The PUC's failure

MIDWAY THROUGH A meeting of the San Francisco Local Agency Formation Commission Feb. 4, Sup. Ross Mirkarimi, the panel's new chair, asked a key question of the city's power policy director. He wanted to know if the S.F. Public Utilities Commission sees itself as an advocate of community-choice aggregation, a program that would bring cheaper electricity to San Francisco and start moving the city out from under the thumb of the Pacific Gas and Electric Co. monopoly.

No, the PUC's Barbara Hale said – the agency wasn't an advocate of anything. The PUC staff could only carry out the policies passed by the Board of Supervisors.

Of course, Hale was missing a key point: community-choice aggregation has been city policy for more than eight months – and the whole point of the exchange was that the PUC has been dragging its feet, badly, failing to finish an implementation plan and putting the whole program at risk.

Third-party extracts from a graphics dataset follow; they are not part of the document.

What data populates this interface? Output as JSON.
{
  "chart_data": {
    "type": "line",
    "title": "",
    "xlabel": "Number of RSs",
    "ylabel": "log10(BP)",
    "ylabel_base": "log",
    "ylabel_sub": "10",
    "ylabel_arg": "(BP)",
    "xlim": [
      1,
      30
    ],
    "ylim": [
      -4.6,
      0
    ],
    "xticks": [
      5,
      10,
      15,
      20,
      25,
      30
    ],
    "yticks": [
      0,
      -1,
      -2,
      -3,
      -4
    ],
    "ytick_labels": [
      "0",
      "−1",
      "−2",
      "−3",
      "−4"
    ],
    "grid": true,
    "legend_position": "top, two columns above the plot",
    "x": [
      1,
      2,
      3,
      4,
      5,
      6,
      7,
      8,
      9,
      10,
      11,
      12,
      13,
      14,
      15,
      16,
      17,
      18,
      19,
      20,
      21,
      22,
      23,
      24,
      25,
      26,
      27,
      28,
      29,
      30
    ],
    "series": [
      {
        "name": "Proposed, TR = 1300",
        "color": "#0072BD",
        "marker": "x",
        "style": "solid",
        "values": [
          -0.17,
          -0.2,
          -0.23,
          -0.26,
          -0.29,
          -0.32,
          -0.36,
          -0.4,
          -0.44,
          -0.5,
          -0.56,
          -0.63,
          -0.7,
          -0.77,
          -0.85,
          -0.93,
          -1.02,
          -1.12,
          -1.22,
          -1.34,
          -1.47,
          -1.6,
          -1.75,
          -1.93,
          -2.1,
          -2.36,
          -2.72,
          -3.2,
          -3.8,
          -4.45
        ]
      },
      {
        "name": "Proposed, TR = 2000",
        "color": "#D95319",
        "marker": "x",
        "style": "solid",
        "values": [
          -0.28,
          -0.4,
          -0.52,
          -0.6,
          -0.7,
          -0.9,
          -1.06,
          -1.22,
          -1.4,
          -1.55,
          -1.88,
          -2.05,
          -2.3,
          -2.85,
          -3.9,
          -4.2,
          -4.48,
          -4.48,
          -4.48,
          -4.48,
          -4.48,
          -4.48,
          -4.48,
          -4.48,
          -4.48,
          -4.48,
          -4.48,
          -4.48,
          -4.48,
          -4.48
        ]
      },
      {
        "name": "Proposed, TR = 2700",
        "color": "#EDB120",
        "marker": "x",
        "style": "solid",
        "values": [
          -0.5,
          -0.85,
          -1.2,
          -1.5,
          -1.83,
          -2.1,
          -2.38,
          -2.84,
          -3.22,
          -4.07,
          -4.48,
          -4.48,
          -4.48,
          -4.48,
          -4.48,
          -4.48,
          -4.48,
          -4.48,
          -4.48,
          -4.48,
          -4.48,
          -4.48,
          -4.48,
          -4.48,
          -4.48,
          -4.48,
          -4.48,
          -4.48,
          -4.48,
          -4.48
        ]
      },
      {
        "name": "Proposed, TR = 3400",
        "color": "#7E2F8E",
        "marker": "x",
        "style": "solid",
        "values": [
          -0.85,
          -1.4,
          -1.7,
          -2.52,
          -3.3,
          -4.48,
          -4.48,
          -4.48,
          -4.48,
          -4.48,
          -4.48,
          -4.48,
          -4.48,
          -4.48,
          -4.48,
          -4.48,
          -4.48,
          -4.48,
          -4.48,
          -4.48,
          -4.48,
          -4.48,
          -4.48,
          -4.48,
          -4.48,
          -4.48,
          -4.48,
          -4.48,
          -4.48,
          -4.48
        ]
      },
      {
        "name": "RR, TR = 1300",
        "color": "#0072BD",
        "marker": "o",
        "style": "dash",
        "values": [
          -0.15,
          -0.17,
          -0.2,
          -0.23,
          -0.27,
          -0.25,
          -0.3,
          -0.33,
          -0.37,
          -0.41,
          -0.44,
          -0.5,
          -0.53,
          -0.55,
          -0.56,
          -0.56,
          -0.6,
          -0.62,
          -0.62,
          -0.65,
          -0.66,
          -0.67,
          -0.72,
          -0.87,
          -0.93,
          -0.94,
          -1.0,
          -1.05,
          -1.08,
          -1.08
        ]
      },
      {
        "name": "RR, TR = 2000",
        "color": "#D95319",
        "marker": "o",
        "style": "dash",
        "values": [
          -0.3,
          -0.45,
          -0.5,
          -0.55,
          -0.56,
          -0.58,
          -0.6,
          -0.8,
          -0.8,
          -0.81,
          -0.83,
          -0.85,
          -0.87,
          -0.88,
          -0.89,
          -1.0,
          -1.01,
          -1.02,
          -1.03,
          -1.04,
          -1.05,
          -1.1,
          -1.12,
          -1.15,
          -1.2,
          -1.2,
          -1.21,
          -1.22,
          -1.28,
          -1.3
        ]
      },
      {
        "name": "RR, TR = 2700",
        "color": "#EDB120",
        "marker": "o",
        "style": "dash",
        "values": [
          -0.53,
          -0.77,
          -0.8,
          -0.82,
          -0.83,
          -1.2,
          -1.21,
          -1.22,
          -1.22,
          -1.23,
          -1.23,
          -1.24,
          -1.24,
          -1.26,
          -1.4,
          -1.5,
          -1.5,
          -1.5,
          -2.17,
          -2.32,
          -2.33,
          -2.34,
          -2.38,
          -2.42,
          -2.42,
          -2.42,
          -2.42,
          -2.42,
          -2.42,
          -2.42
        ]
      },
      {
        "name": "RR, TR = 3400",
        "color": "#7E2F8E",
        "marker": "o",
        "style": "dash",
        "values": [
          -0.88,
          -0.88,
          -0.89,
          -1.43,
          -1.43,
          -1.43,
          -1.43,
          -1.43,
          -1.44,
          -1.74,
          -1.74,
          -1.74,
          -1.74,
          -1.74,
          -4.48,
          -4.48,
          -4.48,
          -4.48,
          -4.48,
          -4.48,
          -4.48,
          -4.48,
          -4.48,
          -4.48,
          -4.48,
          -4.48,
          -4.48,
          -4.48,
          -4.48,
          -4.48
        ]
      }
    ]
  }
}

But there's a much larger problem here: the PUC is the agency that oversees the city's electricity program, and it ought to be at the forefront of the battle to bring public power to San Francisco. Instead, over and over again, the agency has ducked, stood on the sidelines – or actively interfered with that vision.

It starts at the top, with Mayor Gavin Newsom giving the PUC general manager job to Susan Leal, who was always a PG&E ally at city hall. Then Leal fired Ed Smeloff, the one person in the agency with the experience and credentials to push public power and the one senior person who actually seemed to want to do it. Now the PUC is far behind schedule on a critical step on the path to a sustainable-energy future for the city.

Community aggregation would allow San Francisco to directly buy electric power from wholesale generators, bypassing PG&E, and resell it to residential and commercial customers. Hale told LAFCO members her office will need another two months to finish the implementation plan. That's cutting it pretty close: because PG&E is in the process of negotiating its own long-term power contracts, the city has to get its aggregation plan finished and approved by the state by June, or it will risk losing its ability to make the program work economically.

This isn't a Herculean task. Paul Fenn, an energy activist and expert on aggregation, is putting together his own plan, in his spare time, and he showed up at the hearing with his two young children to push the issue. The PUC has a big, well-paid staff, and the agency has had since May to act on this. If Hale can't get it down promptly, by the first of April, LAFCO should just take Fenn's plan and run with it – and the supervisors should cut the PUC's budget to reflect its failure to do a basic job.

Meanwhile, the PUC's overall position needs to change, and the supervisors can help make that happen. The board should approve a resolution immediately establishing that public power is the city's top energy priority and informing the PUC that its job is to advocate for and promote public power – now, today, and from here forward.